Very inspiring video!

Numero uno della divulgazione matematica mondiale ❤ congratulation

Amazing "upgrade" of the classic relationship. I also liked the OpenAI logo that references this cone/sphere/cylinder relationship and includes the following shape-to-letter mappings:
A -> cone
G -> sphere
I -> cylinder
This sequence references AGI, an acronym for artificial general intelligence.

1:22 I never realized that's why the belts had that shape. Never saw one up close.
this projection of the sphere is so much better than the one at the start of the lotus animation.

Thanks Burkhardt! Eve & I were super thrilled to see this episode. We like watching you & 3b1br. I had mentioned to her all of this, with appropriate references to mandarines, and as she doesn't know Andrew she was amazed that he would do that for her! Afterwards she was a bit surprised, I think, that mathematicians get paid for such fun! 😂 . Keep it up please!

An even deeper dive on this would be great

Burkard's little giggles are do endearing.

Finally enough I tutor second semester calculus and kinda intuited something similar to this about two months ago when I helped someone do an integral similar to the cone cylinder one.

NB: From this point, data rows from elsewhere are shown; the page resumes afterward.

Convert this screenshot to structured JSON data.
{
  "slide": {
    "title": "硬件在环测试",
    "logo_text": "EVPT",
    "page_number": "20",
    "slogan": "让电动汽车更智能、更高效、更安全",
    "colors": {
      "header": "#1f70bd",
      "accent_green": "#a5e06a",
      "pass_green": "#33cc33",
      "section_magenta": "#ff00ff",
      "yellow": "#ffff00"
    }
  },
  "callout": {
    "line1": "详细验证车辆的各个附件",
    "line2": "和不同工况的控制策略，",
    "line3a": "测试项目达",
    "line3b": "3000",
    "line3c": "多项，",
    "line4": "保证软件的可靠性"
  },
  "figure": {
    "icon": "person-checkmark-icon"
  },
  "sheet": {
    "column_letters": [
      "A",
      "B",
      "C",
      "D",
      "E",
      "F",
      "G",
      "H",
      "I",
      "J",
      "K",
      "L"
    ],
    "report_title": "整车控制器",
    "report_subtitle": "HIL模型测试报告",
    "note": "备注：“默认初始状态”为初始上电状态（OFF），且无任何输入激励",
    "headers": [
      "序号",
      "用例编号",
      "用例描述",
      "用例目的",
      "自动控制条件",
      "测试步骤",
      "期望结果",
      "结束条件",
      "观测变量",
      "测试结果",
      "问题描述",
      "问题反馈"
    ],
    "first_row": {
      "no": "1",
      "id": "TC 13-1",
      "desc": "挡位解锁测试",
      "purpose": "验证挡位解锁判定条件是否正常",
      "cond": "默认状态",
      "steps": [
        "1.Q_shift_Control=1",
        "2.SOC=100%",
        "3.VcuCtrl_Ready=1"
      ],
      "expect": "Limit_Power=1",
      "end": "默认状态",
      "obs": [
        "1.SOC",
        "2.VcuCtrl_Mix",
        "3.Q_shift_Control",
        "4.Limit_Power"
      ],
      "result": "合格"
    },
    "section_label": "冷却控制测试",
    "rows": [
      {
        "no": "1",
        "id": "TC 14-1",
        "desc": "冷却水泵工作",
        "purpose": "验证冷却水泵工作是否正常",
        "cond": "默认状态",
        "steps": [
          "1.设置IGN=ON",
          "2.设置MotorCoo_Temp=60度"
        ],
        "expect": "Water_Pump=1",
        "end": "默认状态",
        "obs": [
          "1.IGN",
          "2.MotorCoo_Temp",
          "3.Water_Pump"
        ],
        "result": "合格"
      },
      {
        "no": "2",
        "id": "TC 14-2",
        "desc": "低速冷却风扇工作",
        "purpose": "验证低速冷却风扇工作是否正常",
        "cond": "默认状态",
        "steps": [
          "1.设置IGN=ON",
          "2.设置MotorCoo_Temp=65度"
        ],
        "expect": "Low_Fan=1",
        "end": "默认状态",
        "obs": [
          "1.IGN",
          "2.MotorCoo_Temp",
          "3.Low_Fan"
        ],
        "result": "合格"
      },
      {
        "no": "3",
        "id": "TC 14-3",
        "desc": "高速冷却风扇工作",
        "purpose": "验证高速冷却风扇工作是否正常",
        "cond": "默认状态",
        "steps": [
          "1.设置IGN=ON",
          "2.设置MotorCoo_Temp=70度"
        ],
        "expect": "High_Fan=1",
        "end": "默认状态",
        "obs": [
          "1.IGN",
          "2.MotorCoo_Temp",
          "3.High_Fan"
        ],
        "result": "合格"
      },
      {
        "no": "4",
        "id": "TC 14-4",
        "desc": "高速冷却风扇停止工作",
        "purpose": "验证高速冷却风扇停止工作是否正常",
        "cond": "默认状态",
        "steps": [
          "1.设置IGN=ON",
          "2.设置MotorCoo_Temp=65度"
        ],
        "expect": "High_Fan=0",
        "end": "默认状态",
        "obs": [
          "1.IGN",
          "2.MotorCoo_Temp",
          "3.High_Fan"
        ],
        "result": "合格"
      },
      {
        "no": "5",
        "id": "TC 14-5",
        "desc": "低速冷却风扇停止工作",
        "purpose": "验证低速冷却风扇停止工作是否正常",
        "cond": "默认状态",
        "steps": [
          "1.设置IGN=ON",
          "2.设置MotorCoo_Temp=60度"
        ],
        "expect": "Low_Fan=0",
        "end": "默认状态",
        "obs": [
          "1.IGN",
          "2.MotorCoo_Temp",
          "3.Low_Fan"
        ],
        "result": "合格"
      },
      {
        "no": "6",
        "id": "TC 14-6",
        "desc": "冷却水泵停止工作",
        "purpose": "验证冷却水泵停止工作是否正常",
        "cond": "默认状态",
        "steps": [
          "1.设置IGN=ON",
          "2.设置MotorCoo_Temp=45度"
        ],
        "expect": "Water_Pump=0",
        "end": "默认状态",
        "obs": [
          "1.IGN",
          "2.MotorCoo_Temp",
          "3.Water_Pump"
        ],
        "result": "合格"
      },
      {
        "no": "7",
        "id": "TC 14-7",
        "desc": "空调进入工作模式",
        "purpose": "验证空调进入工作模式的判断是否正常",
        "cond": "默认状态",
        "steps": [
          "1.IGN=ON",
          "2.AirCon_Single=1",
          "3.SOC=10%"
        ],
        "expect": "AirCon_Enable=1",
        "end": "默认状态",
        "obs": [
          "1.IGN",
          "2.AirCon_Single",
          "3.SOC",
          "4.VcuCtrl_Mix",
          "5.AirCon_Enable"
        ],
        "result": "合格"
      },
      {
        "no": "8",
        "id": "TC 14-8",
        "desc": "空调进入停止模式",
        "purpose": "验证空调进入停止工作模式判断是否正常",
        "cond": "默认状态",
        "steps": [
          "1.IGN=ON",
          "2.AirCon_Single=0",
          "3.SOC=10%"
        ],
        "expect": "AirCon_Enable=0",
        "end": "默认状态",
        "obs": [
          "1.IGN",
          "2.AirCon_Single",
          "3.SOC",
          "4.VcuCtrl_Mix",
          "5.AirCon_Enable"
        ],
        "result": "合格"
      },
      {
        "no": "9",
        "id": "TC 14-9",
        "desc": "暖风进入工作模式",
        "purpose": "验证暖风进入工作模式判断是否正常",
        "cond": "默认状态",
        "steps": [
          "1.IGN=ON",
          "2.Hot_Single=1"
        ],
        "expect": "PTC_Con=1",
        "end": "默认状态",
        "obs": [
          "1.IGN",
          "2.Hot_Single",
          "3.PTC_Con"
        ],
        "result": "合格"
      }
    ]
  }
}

Wow! 100 videos and 8 years. When I first found your channel I was a high school student learning calculus and now I’m a graduate student studying statistics and coding for public policy. Your passion for math helped me find wonder in what was being taught in class and put me on the path for success that I’m on today!

So so good!

Fun :) its also fun to see the difference in relation to poisson ratio of some incompressible solid that can deform in any given direction like a fluid. Its quite intuetive, if you unfold a sphere into a circle just by bringing down all the meridians you will get a larger area, but the difference between the circles of latitude on the sphere and the circles of radius r that corresponds, gets you a number for how much you should retract the distance between each circle of some radius on the disk to be area preserving. I wonder whether the angle of the meridian turned at 90 degrees onto the disk to the radius of the disk says something important ;).

That's a very satisfying final animation

I have to watch Toroflux again ... and also think about the Archimedes wheel paradox. (Escher would have appreciated this, too.) Yes, this raises all sorts of inquiries.

Congratulations for your 100th video.
Please go through the works of Aryabhata I 5th century CE.

11:22 Working out the width of the cross section of such a paraboloid at a given height h yields two times sqrt(t - h) where t is the total height of the paraboloid.
The corresponding cross section of the cylinder minus something has the width 2 times (sqrt(t) - x) , where x is again the radius of the inner circle we don't know yet.
The respective areas are pi times sqrt(t - h)^2 and pi times sqrt(t)^2) minus pi times x^2 .
Simplifying: pi times (t - h) equals pi times (t - x^2) , i. e. h = x^2.
In other words, the sides of the part cut out of the cylinder are another paraboloid, and since it is described by the same parabola as the paraboloid with which we started, its volume is also the same.

This video gave me an early Christmas gift. I don't want any gift for the rest of the year.

Great video!

3:2 fantastic ! And what a beautifull pumpkin shape .

The moon argument is one of the most beautiful proofs I've ever seen

Holy wow, that was beautiful!!

Mathologer, I have a book titled MATHEMATICAL MASTERPIECES, published by Springer Verlag, where you could find the necessary demonstration why Archimedes is Euler's dad or grand dad, where you could discover many more of his masterpieces. I want you to find out the source of these masterpieces. I think some of the Indian mathematicians or some unknown Ptolemaic mathematician may be the culprit. However, your friends Andrew and Henry made my day along with you. Thank you.